Metal Mining
FY25F Outlook: Growth from a low base; lowering sector’s rating to Neutral on flattish price outlook
- Our order of preference on nickel still stands with Ore> NPI> LME, where we expect ore premium to fall but remain tight.
- With limited addition of RKEF capacity and closures of plants ex-Indonesia, we expect the oversupply of class-2 products to subside.
- We downgraded our sector rating to Neutral from OW, with a pecking order of: TINS> NCKL> ANTM> MBMA> MDKA> INCO.
Tight ore supply might persist, and market is prone to disruptions
Indonesian nickel ore supply should improve in FY25 as production quotas reset, thus reducing premiums previously driven by RKAB approval delays. However, we believe risks remain due to a declining approved ore quota and non-producing applications, which could create supply gaps. Despite this, we estimate ore premiums should stabilize below US$10/wmt in FY25, with saprolite ore prices expected to remain in the US$28-32/wmt range. Overall, we project ore production from our companies under coverage to grow by +28% YoY in FY25, supporting margin expansion for miners.
NPI: buoyed by SS demand, expect a flattish year
According to WoodMac, global stainless production is set to grow by +5.5-6.0% in FY25-26 to 66.2Mt/69.9Mt, which is projected to increase primary nickel consumption for SS by +7.6% to 2.3Mt/2.5Mt. China, Indonesia, and Russia will remain the backbone for growth in the stainless-steel sector through capacity additions. With limited RKEF capacity addition, followed by closures of ex-Indonesia smelters, we should expect a reduction in the oversupply of class-2 products. Therefore, we reiterate our previous NPI price assumption of US$12,000/ton in FY25.
LME: pressured by inventory glut, excessive supply, weakening demand
LME and SHFE nickel inventories have increased by +134% YTD, reflecting tepid demand from end users, as Chinese sulphate producers are refining excess products into nickel metal to be delivered on the exchange.
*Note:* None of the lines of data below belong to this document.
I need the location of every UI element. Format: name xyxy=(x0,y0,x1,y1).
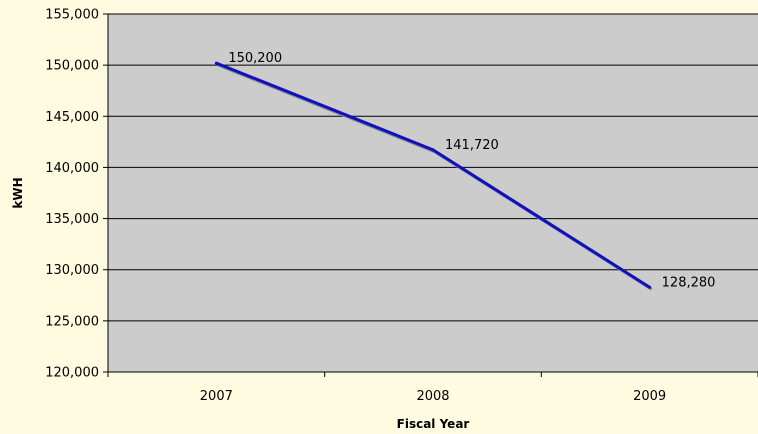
y-tick-label: 155,000 xyxy=(45,8,99,23)
gridlines xyxy=(108,13,758,322)
plot-area xyxy=(108,14,758,372)
y-tick-label: 120,000 xyxy=(45,366,99,381)
series-group xyxy=(214,61,653,291)
x-tick-label: 2008 xyxy=(416,389,449,404)
y-ticks: 120,000 125,000 130,000 135,000 140,000 145,0… xyxy=(45,8,108,381)
axes xyxy=(107,14,758,373)
data-label: 150,200 xyxy=(228,51,282,66)
y-tick-label: 140,000 xyxy=(45,161,99,176)
y-tick-label: 150,000 xyxy=(45,59,99,74)
data-label: 141,720 xyxy=(445,138,499,153)
x-tick-label: 2009 xyxy=(633,389,666,404)
y-tick-label: 130,000 xyxy=(45,263,99,278)
y-tick-label: 145,000 xyxy=(45,110,99,125)
y-axis-title: kWH xyxy=(11,177,25,208)
data-labels: 150,200 141,720 128,280 xyxy=(228,51,715,290)
data-point xyxy=(648,285,652,289)
data-point xyxy=(214,61,218,65)
y-tick-label: 125,000 xyxy=(45,314,99,329)
x-ticks: 2007 2008 2009 xyxy=(107,372,758,404)
y-tick-label: 135,000 xyxy=(45,212,99,227)
data-point xyxy=(431,148,435,152)
x-tick-label: 2007 xyxy=(200,389,233,404)
data-label: 128,280 xyxy=(662,275,716,290)
x-axis-title: Fiscal Year xyxy=(397,417,470,431)
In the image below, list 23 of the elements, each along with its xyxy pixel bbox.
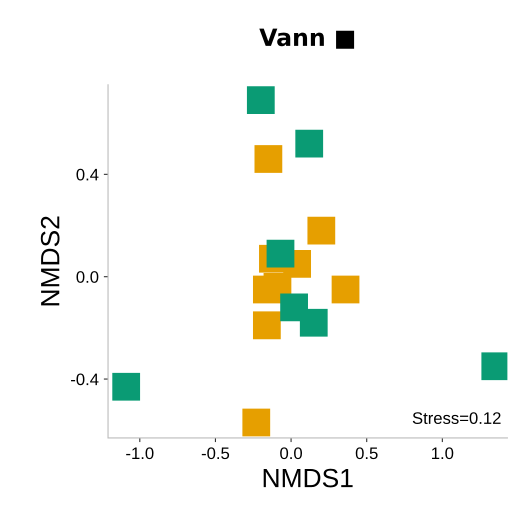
point (252, 276, 281, 304)
point (252, 311, 281, 340)
x-tick-label: 0.5 (356, 447, 378, 460)
y-tick-label: 0.4 (76, 168, 99, 181)
chart-title: Vann ■ (259, 28, 354, 49)
y-tick-label: -0.4 (71, 373, 99, 386)
y-axis-title: NMDS2 (40, 216, 60, 306)
point (112, 372, 140, 401)
point (332, 276, 360, 304)
point (242, 408, 270, 436)
x-tick-label: 1.0 (432, 447, 454, 460)
point (266, 240, 294, 268)
x-axis-title: NMDS1 (264, 468, 353, 488)
point (295, 130, 324, 158)
point (307, 216, 336, 245)
x-tick-label: -1.0 (126, 447, 154, 460)
annotation: Stress=0.12 (412, 412, 501, 424)
x-tick-label: -0.5 (202, 447, 230, 460)
x-tick-label: 0.0 (280, 447, 302, 460)
point (254, 145, 282, 173)
point (246, 86, 275, 114)
point (300, 308, 328, 337)
y-tick-label: 0.0 (76, 271, 98, 283)
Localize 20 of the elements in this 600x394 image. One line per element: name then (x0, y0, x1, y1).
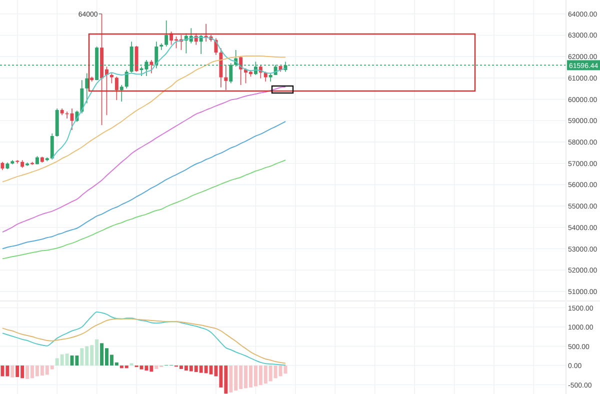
candlestick (224, 64, 228, 91)
line-series (2, 312, 286, 366)
candlestick (120, 84, 124, 102)
candlestick (16, 160, 20, 164)
line-series (52, 36, 286, 159)
candlestick (124, 70, 128, 89)
candlestick (110, 72, 114, 84)
line-series (2, 55, 286, 182)
bar (10, 366, 14, 378)
candlestick (239, 56, 243, 86)
candlestick (150, 60, 154, 74)
candlestick (164, 20, 168, 47)
candlestick (264, 71, 268, 82)
bar (130, 363, 134, 366)
candlestick (80, 80, 84, 114)
line-series (2, 120, 286, 250)
candlestick (85, 72, 89, 104)
line-series (2, 318, 286, 364)
candlestick (114, 76, 118, 101)
line-series (2, 160, 286, 260)
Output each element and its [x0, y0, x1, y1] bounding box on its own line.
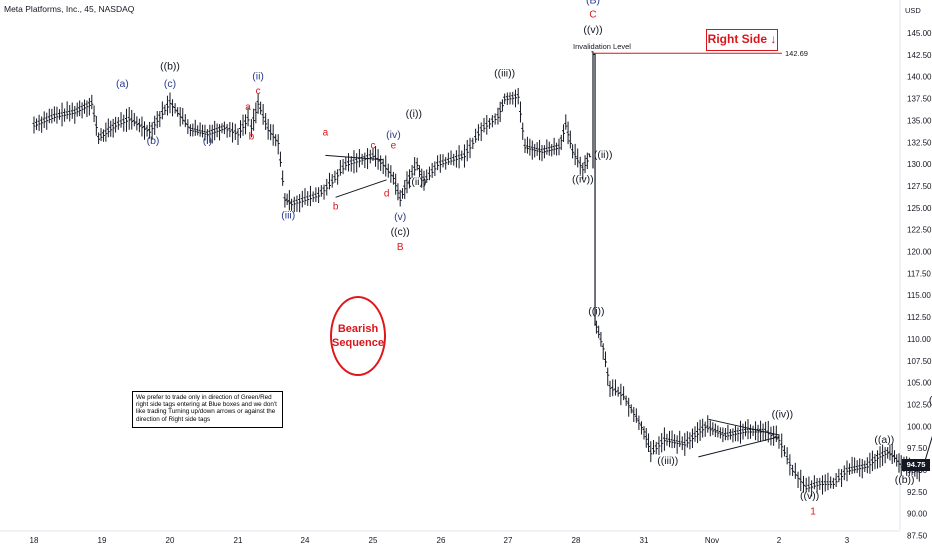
wave-label: a: [323, 127, 329, 138]
wave-label: ((v)): [800, 490, 819, 502]
invalidation-price: 142.69: [785, 49, 808, 58]
price-tick-label: 90.00: [907, 510, 928, 519]
price-tick-label: 115.00: [907, 291, 931, 300]
time-tick-label: 19: [98, 536, 107, 545]
wave-label: ((c)): [929, 395, 932, 407]
last-price-badge: 94.75: [902, 459, 930, 471]
wave-label: (a): [116, 78, 129, 90]
right-side-tag: Right Side ↓: [706, 29, 778, 51]
triangle-wave-iv-2-lower: [698, 436, 780, 458]
wave-label: ((iii)): [494, 68, 515, 80]
wave-label: ((iv)): [772, 409, 794, 421]
wave-label: ((a)): [874, 434, 894, 446]
arrow-down-icon: ↓: [770, 32, 777, 46]
wave-label: (ii): [252, 70, 264, 82]
time-tick-label: 28: [572, 536, 581, 545]
wave-label: (b): [147, 135, 160, 147]
bearish-label-line1: Bearish: [337, 323, 379, 335]
price-tick-label: 135.00: [907, 116, 932, 125]
price-tick-label: 92.50: [907, 488, 928, 497]
price-tick-label: 97.50: [907, 444, 928, 453]
triangle-wave-iv-2-upper: [708, 418, 780, 436]
price-tick-label: 120.00: [907, 248, 932, 257]
wave-label: 1: [810, 507, 816, 518]
price-tick-label: 105.00: [907, 379, 932, 388]
time-tick-label: 20: [166, 536, 175, 545]
time-tick-label: 27: [504, 536, 513, 545]
price-tick-label: 145.00: [907, 29, 932, 38]
invalidation-label: Invalidation Level: [573, 42, 631, 51]
chart-header-title: Meta Platforms, Inc., 45, NASDAQ: [4, 4, 135, 14]
price-tick-label: 110.00: [907, 335, 931, 344]
trading-note: We prefer to trade only in direction of …: [132, 391, 283, 428]
price-tick-label: 130.00: [907, 160, 932, 169]
time-axis: 18 19 20 21 24 25 26 27 28 31 Nov 2 3: [0, 530, 900, 545]
wave-label: b: [249, 132, 255, 143]
wave-label: (B): [586, 0, 600, 6]
wave-label: c: [256, 86, 261, 97]
wave-label: ((iv)): [572, 173, 594, 185]
time-tick-label: 2: [777, 536, 782, 545]
wave-label: ((i)): [588, 305, 604, 317]
wave-label: (c): [164, 78, 176, 90]
chart-overlays: Invalidation Level 142.69: [325, 42, 932, 473]
price-tick-label: 107.50: [907, 357, 932, 366]
wave-label: ((i)): [406, 108, 422, 120]
time-tick-label: 26: [437, 536, 446, 545]
wave-label: ((iii)): [657, 455, 678, 467]
price-tick-label: 112.50: [907, 313, 931, 322]
price-tick-label: 132.50: [907, 138, 932, 147]
right-side-tag-label: Right Side: [707, 32, 767, 46]
price-tick-label: 102.50: [907, 400, 932, 409]
wave-label: B: [397, 242, 404, 253]
wave-label: ((v)): [583, 24, 602, 36]
bearish-sequence-badge: Bearish Sequence: [330, 296, 386, 376]
time-tick-label: 25: [369, 536, 378, 545]
price-tick-label: 140.00: [907, 73, 932, 82]
price-tick-label: 125.00: [907, 204, 932, 213]
price-tick-label: 117.50: [907, 269, 931, 278]
currency-label: USD: [905, 6, 921, 15]
wave-label: b: [333, 202, 339, 213]
time-tick-label: 3: [845, 536, 850, 545]
triangle-wave-iv-1-upper: [325, 154, 384, 161]
wave-label: (v): [394, 211, 406, 223]
wave-label: a: [245, 102, 251, 113]
price-tick-label: 137.50: [907, 95, 932, 104]
wave-label: ((b)): [160, 61, 180, 73]
wave-label: ((ii)): [408, 176, 427, 188]
price-bars: [32, 51, 921, 497]
wave-label: (i): [203, 135, 212, 147]
wave-label: (iii): [281, 209, 295, 221]
wave-label: c: [371, 140, 376, 151]
bearish-label-line2: Sequence: [332, 337, 384, 349]
price-tick-label: 127.50: [907, 182, 932, 191]
time-tick-label: 31: [640, 536, 649, 545]
price-tick-label: 142.50: [907, 51, 932, 60]
wave-labels: (a)(b)((b))(c)(i)(ii)cab(iii)abc(iv)ed(v…: [116, 0, 932, 518]
triangle-wave-iv-1-lower: [335, 179, 387, 198]
wave-label: ((c)): [391, 226, 410, 238]
time-tick-label: 18: [30, 536, 39, 545]
wave-label: ((ii)): [594, 149, 613, 161]
time-tick-label: 24: [301, 536, 310, 545]
projection-path: [921, 435, 932, 473]
wave-label: e: [391, 140, 397, 151]
wave-label: ((b)): [895, 474, 915, 486]
time-tick-label: 21: [234, 536, 243, 545]
wave-label: C: [589, 9, 596, 20]
price-tick-label: 100.00: [907, 422, 932, 431]
time-tick-label: Nov: [705, 536, 719, 545]
wave-label: (iv): [386, 129, 401, 141]
price-tick-label: 122.50: [907, 226, 932, 235]
price-tick-label: 87.50: [907, 532, 928, 541]
wave-label: d: [384, 188, 390, 199]
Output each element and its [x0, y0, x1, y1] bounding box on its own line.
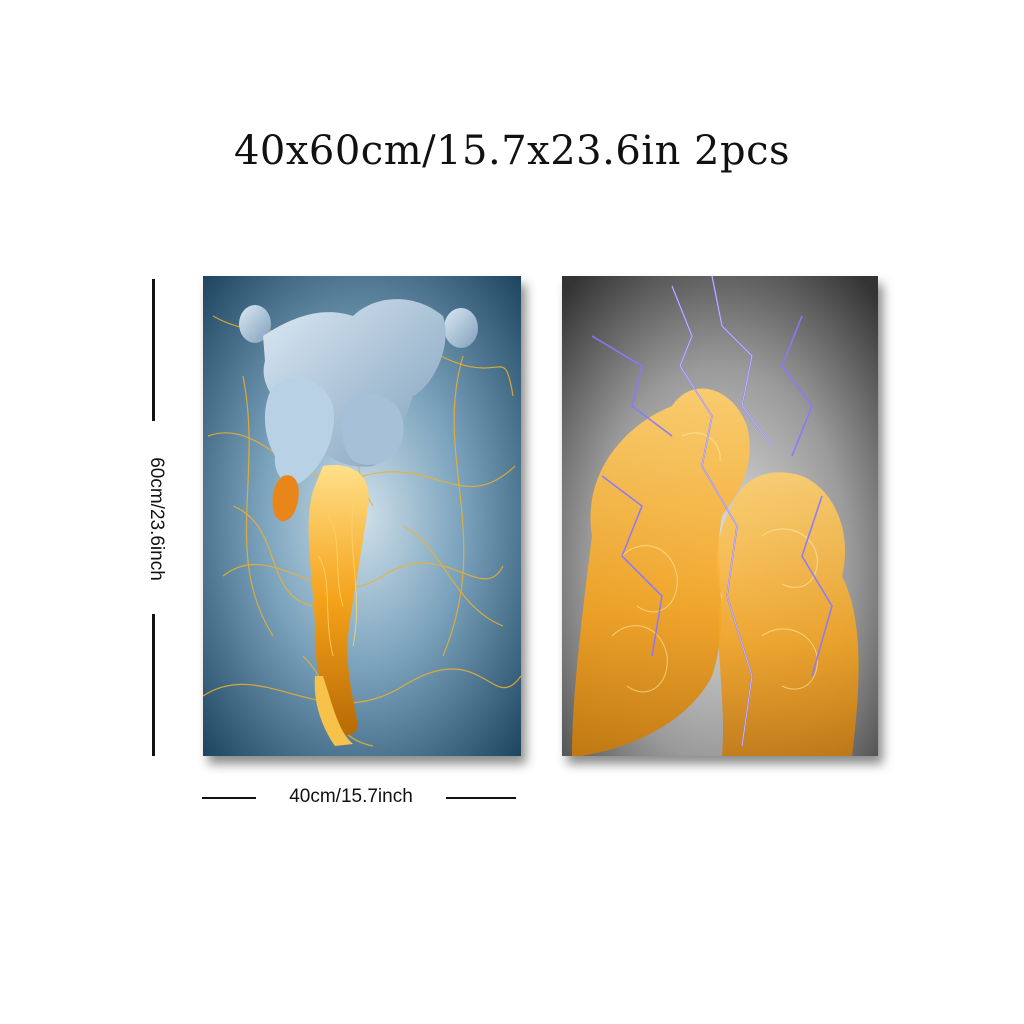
height-dimension-line-bottom [152, 614, 155, 756]
width-dimension-label: 40cm/15.7inch [289, 786, 413, 807]
right-art-image [562, 276, 878, 756]
page-title: 40x60cm/15.7x23.6in 2pcs [233, 128, 791, 174]
width-dimension-line-left [202, 797, 256, 799]
height-dimension-text: 60cm/23.6inch [146, 457, 167, 581]
width-dimension-line-right [446, 797, 516, 799]
height-dimension-line-top [152, 279, 155, 421]
right-art-print [562, 276, 878, 756]
left-art-image [203, 276, 521, 756]
left-art-print [203, 276, 521, 756]
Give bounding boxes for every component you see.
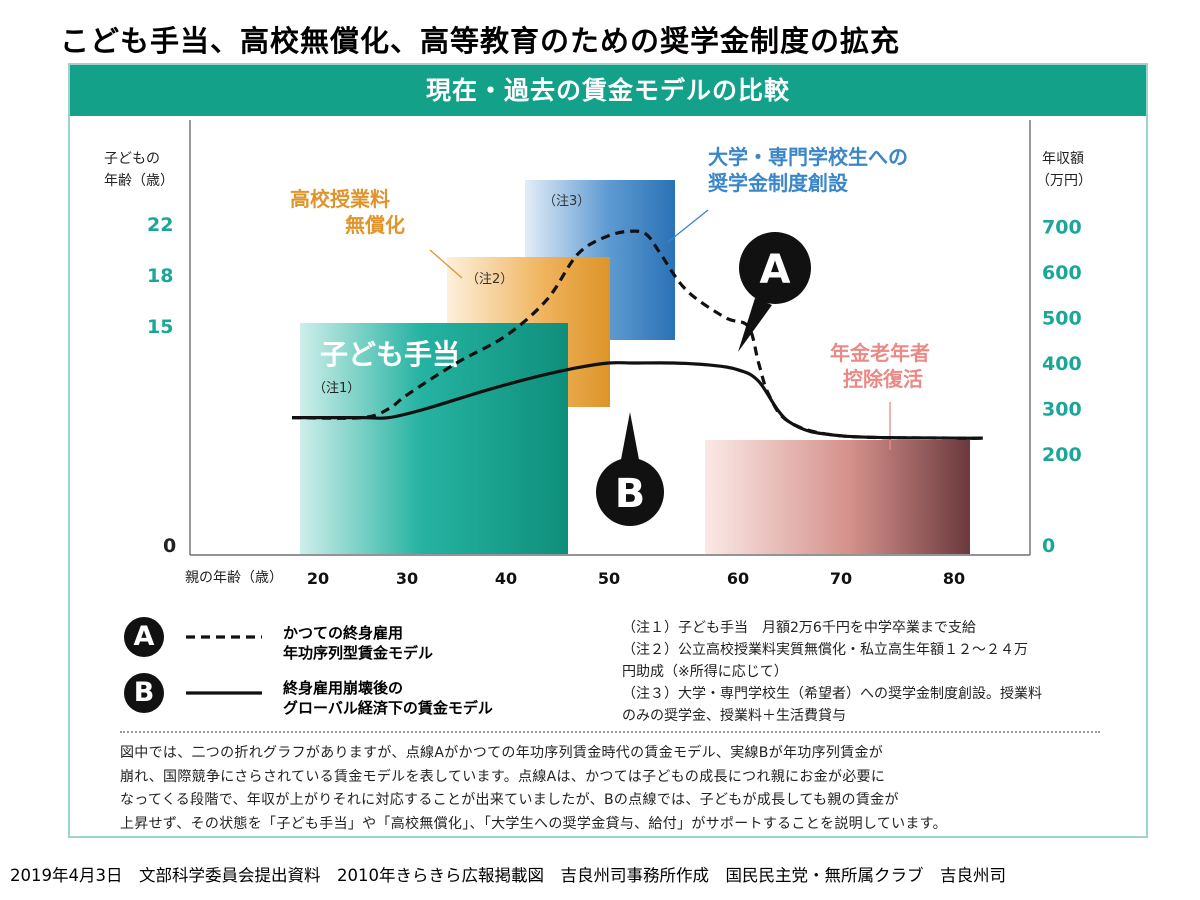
footnote-line: （注２）公立高校授業料実質無償化・私立高生年額１２～２４万 bbox=[622, 642, 1028, 658]
right-axis-label-line2: （万円） bbox=[1036, 173, 1092, 189]
legend-b-badge: B bbox=[124, 673, 164, 713]
band-child-allowance-note: （注1） bbox=[313, 381, 360, 396]
callout-b-letter: B bbox=[615, 471, 646, 517]
band-child-allowance bbox=[300, 323, 568, 554]
band-child-allowance-title: 子ども手当 bbox=[320, 338, 460, 371]
right-tick-label: 700 bbox=[1042, 217, 1082, 239]
university-leader-line bbox=[667, 209, 709, 243]
x-axis-label: 親の年齢（歳） bbox=[185, 570, 283, 586]
footnote-line: のみの奨学金、授業料＋生活費貸与 bbox=[622, 708, 846, 724]
footnote-line: （注１）子ども手当 月額2万6千円を中学卒業まで支給 bbox=[622, 620, 976, 636]
x-tick-label: 20 bbox=[307, 569, 329, 588]
x-tick-label: 40 bbox=[495, 569, 517, 588]
highschool-leader-line bbox=[429, 249, 463, 279]
left-tick-15: 15 bbox=[147, 316, 173, 338]
callout-b-pointer bbox=[620, 412, 640, 465]
series-b-solid-line bbox=[292, 361, 983, 440]
description-line: 図中では、二つの折れグラフがありますが、点線Aがかつての年功序列賃金時代の賃金モ… bbox=[120, 745, 884, 761]
x-axis-ticks: 20 30 40 50 60 70 80 bbox=[307, 569, 965, 588]
right-tick-label: 600 bbox=[1042, 262, 1082, 284]
right-axis-label-line1: 年収額 bbox=[1042, 151, 1084, 167]
x-tick-label: 30 bbox=[396, 569, 418, 588]
x-tick-label: 60 bbox=[727, 569, 749, 588]
legend-a-line2: 年功序列型賃金モデル bbox=[283, 644, 434, 662]
description-line: なってくる段階で、年収が上がりそれに対応することが出来ていましたが、Bの点線では… bbox=[120, 792, 899, 808]
band-university-title-2: 奨学金制度創設 bbox=[707, 171, 849, 195]
series-a-dashed-line bbox=[291, 229, 983, 440]
callout-a-pointer bbox=[738, 298, 772, 352]
band-highschool-title-1: 高校授業料 bbox=[290, 187, 390, 211]
left-axis-label-line2: 年齢（歳） bbox=[104, 173, 174, 189]
x-tick-label: 80 bbox=[943, 569, 965, 588]
left-tick-22: 22 bbox=[147, 214, 173, 236]
band-pension bbox=[705, 440, 970, 554]
left-tick-18: 18 bbox=[147, 265, 173, 287]
callout-a-badge bbox=[739, 232, 811, 304]
band-university-note: （注3） bbox=[543, 194, 590, 209]
description-line: 上昇せず、その状態を「子ども手当」や「高校無償化」、「大学生への奨学金貸与、給付… bbox=[120, 815, 947, 832]
page-title: こども手当、高校無償化、高等教育のための奨学金制度の拡充 bbox=[60, 24, 901, 58]
band-pension-title-1: 年金老年者 bbox=[830, 341, 930, 365]
x-tick-label: 70 bbox=[830, 569, 852, 588]
left-tick-0: 0 bbox=[163, 535, 176, 557]
dotted-divider bbox=[120, 731, 1100, 733]
band-pension-title-2: 控除復活 bbox=[843, 367, 923, 391]
right-tick-label: 500 bbox=[1042, 308, 1082, 330]
callout-b-badge bbox=[596, 458, 664, 526]
band-highschool-note: （注2） bbox=[466, 272, 513, 287]
left-axis-label-line1: 子どもの bbox=[104, 151, 160, 167]
legend-b-line1: 終身雇用崩壊後の bbox=[283, 679, 404, 697]
right-axis-ticks: 0 200 300 400 500 600 700 bbox=[1042, 217, 1082, 558]
panel-header: 現在・過去の賃金モデルの比較 bbox=[70, 65, 1146, 116]
callout-a-letter: A bbox=[760, 247, 791, 293]
band-university-title-1: 大学・専門学校生への bbox=[708, 145, 908, 169]
x-tick-label: 50 bbox=[598, 569, 620, 588]
right-tick-label: 400 bbox=[1042, 353, 1082, 375]
footnote-line: 円助成（※所得に応じて） bbox=[622, 664, 788, 680]
description-line: 崩れ、国際競争にさらされている賃金モデルを表しています。点線Aは、かつては子ども… bbox=[120, 768, 886, 785]
right-tick-label: 0 bbox=[1042, 535, 1055, 557]
right-tick-label: 300 bbox=[1042, 399, 1082, 421]
footnotes: （注１）子ども手当 月額2万6千円を中学卒業まで支給 （注２）公立高校授業料実質… bbox=[622, 617, 1102, 727]
legend-a-badge: A bbox=[124, 617, 164, 657]
description-text: 図中では、二つの折れグラフがありますが、点線Aがかつての年功序列賃金時代の賃金モ… bbox=[120, 742, 1105, 836]
right-tick-label: 200 bbox=[1042, 444, 1082, 466]
legend-a-line1: かつての終身雇用 bbox=[283, 624, 404, 642]
band-highschool-title-2: 無償化 bbox=[345, 213, 405, 237]
footnote-line: （注３）大学・専門学校生（希望者）への奨学金制度創設。授業料 bbox=[622, 686, 1042, 702]
footer-source: 2019年4月3日 文部科学委員会提出資料 2010年きらきら広報掲載図 吉良州… bbox=[10, 866, 1006, 885]
legend-b-line2: グローバル経済下の賃金モデル bbox=[283, 699, 493, 717]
WoodMac estimates that class-1 supply is set to grow by +26% from FY23 levels, which we believe is exacerbated by Indonesian intermediary products. On the demand side, based on estimates by EIU, EV sales growth is expected to slow down globally by +16% yoy in FY25 compared to a CAGR of +53% in the past 5 years. Looking at the current supply glut, we expect a worsening oversupply for class-1 products and believe that LME nickel prices will remain pressured at US$16,500/ton.
Downgrading the sector to Neutral
We have downgraded the sector’s rating to Neutral, as we expect nickel and tin prices to remain flat in FY25 due to rising supply outpacing soft demand, particularly in China. Despite this, we expect companies under our coverage to deliver positive earnings growth in FY25, as FY24 has established a low base for earnings due to delayed RKAB approvals. We forecast strong revenue and net profit growth of 6.7% and 54.8% yoy in FY25. Our pecking order is TINS >NCKL >ANTM >MBMA >MDKA >INCO.